Passaram-se quase sete anos, desde o dia em que José Sócrates foi detido no Aeroporto de Lisboa, perante várias objetivas da imprensa nacional. Pouco depois das 23:00, a 24 de novembro de 2014, o país assistiu à detenção de um ex-primeiro-ministro.

Para o engenheiro, seguiram-se 288 dias de prisão preventiva.

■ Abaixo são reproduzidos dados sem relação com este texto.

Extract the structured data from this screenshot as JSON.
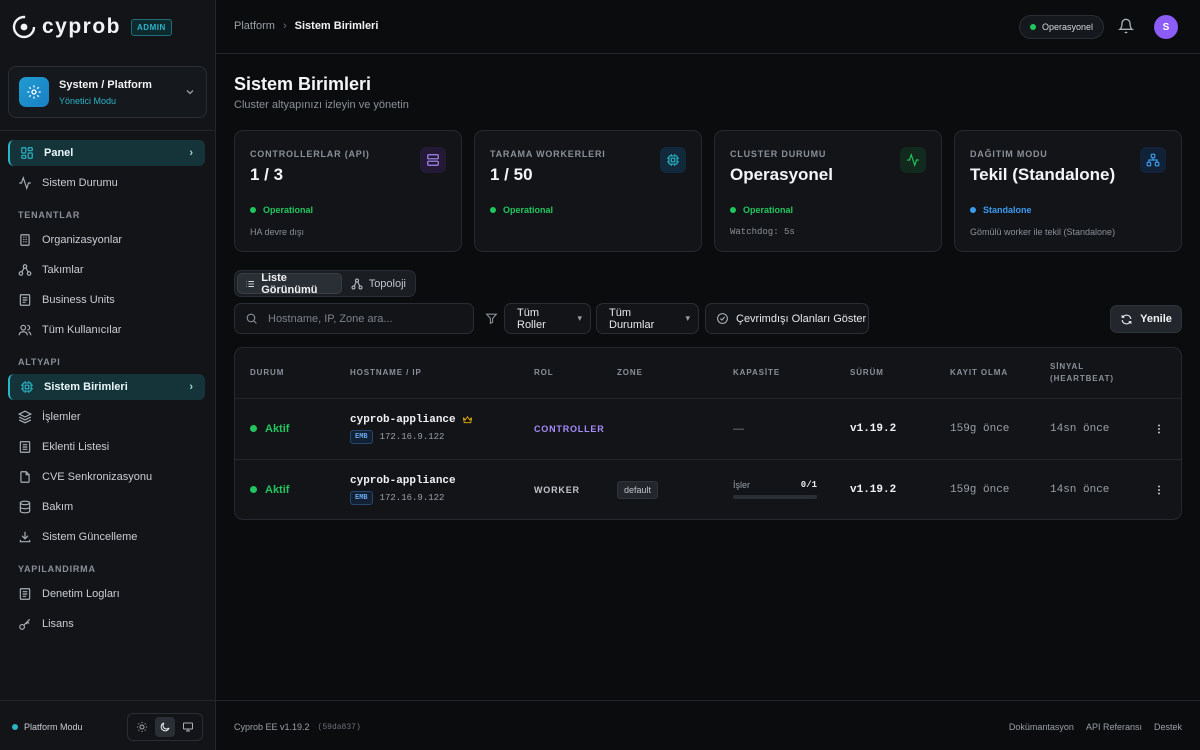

Para o Ministério Público, este tempo serviu para montar um mega-processo judicial, composto por mais de 200 buscas e em que foram recolhidos dados bancários de cerca de 500 contas.

Esta sexta-feira, José Sócrates chegou, ao Campus da Justiça, suspeito de 31 crimes, entre eles corrupção, e acabou por sair do Parque das Nações acusado de apenas seis delitos de branqueamento de capitais.

Ainda assim, o advogado Magalhães e Silva arrisca dizer que não se pode falar de uma vitória do ex-primeiro-ministro. O especialista em direito lembra, que apesar da decisão instrutória favorável, a suspeita de que tenha "recebido avultadas quantias em dinheiro que terão permitido que tivesse o tipo e estilo de vida" mantém-se.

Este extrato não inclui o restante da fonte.